Christoph von Marschall

Gar nichts ist normal, auch 60 Jahre danach. Der Fall Friedman bringt alles wieder nach oben: das ganze deutsch-jüdische Neurosenprogramm. Die Angst, durch ehrliches Aussprechen von Gefühlen Tabus zu brechen, und die Furcht, sich durch allzu große Offenheit in eine antisemitische Ecke zu stellen. Aber auch die Versuchung, die ganzen Vorwürfe und Medienberichte als eine antijüdische Verschwörung abzutun. Beides wirkt verkrampft. Sind wir nicht längst viel weiter? Was hat denn seine jüdische Herkunft mit der Affäre zu tun? Kann man ihn nicht behandeln wie jeden Katholiken oder Protestanten auch? Ganz zu schweigen von der Unschuldsvermutung, auf die er doch Anspruch hat.

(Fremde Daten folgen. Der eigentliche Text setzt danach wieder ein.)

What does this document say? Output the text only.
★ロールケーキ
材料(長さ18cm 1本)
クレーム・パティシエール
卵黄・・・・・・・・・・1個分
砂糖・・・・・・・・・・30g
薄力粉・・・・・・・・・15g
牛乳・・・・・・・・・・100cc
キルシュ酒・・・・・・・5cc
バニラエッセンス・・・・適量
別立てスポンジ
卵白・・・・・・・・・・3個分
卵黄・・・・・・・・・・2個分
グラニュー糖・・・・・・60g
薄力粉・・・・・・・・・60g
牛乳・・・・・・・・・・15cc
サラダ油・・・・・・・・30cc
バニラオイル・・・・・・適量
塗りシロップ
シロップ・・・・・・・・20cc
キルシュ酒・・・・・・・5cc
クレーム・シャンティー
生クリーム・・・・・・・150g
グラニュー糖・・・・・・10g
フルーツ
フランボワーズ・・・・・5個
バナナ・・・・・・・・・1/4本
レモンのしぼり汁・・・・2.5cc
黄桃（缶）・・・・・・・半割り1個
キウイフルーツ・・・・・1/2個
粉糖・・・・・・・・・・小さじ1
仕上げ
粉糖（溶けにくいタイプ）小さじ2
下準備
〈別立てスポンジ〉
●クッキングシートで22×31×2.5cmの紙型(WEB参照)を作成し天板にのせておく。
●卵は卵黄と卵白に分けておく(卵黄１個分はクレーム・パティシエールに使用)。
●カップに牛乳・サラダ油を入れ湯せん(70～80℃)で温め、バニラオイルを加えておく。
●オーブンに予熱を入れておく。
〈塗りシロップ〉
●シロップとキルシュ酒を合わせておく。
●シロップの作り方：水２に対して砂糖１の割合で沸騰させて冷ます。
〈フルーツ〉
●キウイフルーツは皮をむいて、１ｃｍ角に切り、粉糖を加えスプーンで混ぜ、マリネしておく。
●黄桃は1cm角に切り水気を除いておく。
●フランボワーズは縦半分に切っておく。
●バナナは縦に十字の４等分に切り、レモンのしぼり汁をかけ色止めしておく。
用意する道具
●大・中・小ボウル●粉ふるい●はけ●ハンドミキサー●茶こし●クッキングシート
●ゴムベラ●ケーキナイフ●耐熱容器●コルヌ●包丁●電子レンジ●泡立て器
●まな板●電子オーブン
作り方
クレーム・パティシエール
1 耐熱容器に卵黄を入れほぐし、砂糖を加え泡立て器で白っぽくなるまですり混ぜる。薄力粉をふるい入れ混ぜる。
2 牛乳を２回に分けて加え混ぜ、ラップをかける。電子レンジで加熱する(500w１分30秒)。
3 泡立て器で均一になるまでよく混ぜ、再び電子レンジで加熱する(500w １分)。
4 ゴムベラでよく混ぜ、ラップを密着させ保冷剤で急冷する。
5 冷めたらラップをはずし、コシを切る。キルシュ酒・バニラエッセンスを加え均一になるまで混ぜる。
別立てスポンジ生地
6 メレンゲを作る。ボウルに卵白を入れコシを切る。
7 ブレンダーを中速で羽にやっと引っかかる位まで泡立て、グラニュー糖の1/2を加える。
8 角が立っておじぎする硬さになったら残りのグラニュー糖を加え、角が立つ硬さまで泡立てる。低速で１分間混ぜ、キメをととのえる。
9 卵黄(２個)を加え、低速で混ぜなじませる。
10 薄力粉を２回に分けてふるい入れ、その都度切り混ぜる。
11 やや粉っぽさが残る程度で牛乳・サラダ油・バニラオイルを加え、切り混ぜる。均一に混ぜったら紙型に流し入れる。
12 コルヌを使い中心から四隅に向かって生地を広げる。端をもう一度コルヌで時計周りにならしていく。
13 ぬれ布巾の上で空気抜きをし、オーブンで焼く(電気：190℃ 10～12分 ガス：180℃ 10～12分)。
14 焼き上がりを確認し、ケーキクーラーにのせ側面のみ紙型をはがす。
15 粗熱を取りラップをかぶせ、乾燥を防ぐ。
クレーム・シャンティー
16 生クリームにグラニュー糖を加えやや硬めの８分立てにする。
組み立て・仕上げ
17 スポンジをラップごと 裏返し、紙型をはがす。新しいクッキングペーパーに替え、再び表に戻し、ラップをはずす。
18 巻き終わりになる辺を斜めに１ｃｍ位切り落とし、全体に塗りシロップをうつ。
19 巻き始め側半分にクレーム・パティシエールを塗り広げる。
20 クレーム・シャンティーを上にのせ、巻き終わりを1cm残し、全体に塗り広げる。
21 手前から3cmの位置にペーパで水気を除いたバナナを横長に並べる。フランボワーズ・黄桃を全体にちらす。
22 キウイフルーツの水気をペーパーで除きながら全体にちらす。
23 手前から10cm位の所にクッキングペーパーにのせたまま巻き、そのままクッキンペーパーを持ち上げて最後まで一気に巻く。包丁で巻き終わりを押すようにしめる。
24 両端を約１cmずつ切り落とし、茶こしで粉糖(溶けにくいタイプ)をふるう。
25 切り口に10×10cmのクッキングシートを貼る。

Doch das gelingt nicht, 60 Jahre danach. Alle wissen um seine Herkunft. Es gibt die einen, die sich mehr oder weniger heimlich freuen, dass ein ihnen unsympathischer Jude am Pranger steht. Und die anderen, die es unerhört finden, dass die Angelegenheit nicht totgeschwiegen wird - weil es doch zu den Lehren aus der Geschichte gehöre, um jeden deutschen Juden eine Schutzmauer des Respekts und Verständnisses zu bauen.

Man ist versucht, sich vorzustellen, wie Friedman mit einem Prominenten in seiner Lage umgegangen wäre - wenn er ihn denn auf die Couch in seiner Sendung bekommen hätte. Man sieht ihn vor sich, wie er in Nahaufnahme mit dem Zeigefinger auf sein Gegenüber einsticht und bohrt: 'Ich will nur ein Ja oder Nein hören. Haben Sie oder haben Sie nicht?' - Man kann das nicht trennen: den jüdischen Deutschen, dem wir, vielleicht, mehr Zurückhaltung schuldig sind, und den Großinquisitor im Fernsehen, der keine besondere Schonung verdient, weil er selbst keine gewährte.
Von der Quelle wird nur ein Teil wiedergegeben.